According to Beevor, Europe had not seen such conspicuous cruelty used as a weapon of terror since the wars of religion. Every attempted assassination of any Bolshevik leader led to mass reprisals (Lenin miraculously survived a gun attack), invariably leading to terrible killings. It was sadism at its worst – hacking with sabres, cutting prisoners with knives, boiling and burning victims, scalping alive, nailing of epaulettes to shoulders, gouging of eyes, soaking victims in winter so that they froze to death, castration, amputation and more. Rape was used as a weapon by both sides.

The Whites lost the civil war, Beevor says, largely because of their inflexibility including their refusal to contemplate land reforms until it was far too late. Then there was the single-minded Communist devotion.

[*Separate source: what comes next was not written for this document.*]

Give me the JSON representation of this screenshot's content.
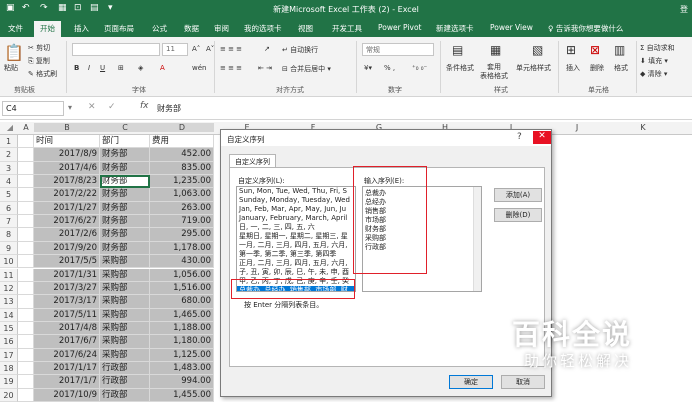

In the process, extremes fed on each other. The author asserts that the vicious cycle of rhetoric and violence was a major factor that led to the rise of Hitler and the Second World War.

The Russian civil war led to the deaths of up to 12 million people, the utter impoverishment of the whole country and suffering on an unimaginable scale. Fratricidal wars are bound to be cruel because of their lack of defined frontlines and because of their instant extension into civilian life. The Cossaks, who often fought the Bolsheviks, conducted themselves with unspeakable cruelty, causing a moral collapse of forces against Lenin’s order. “All too often, Whites represented the worst examples of humanity. For ruthless inhumanity, however, the Bolsheviks were unbeatable.”

This meticulously researched book cannot be ignored even if its findings are too cold for comfort. It is doubtful if any revolution accompanied by such savagery would today earn the kind of universal sympathy the Russian upheaval did. Umpteen eyewitness accounts put together by Beevor numb you. Could humans have really done all this to fellow humans? Did the revolution lay the foundation for a mindset that accepted terror as a legitimate weapon? Is this why Russia is today so casually raining death on Ukraine?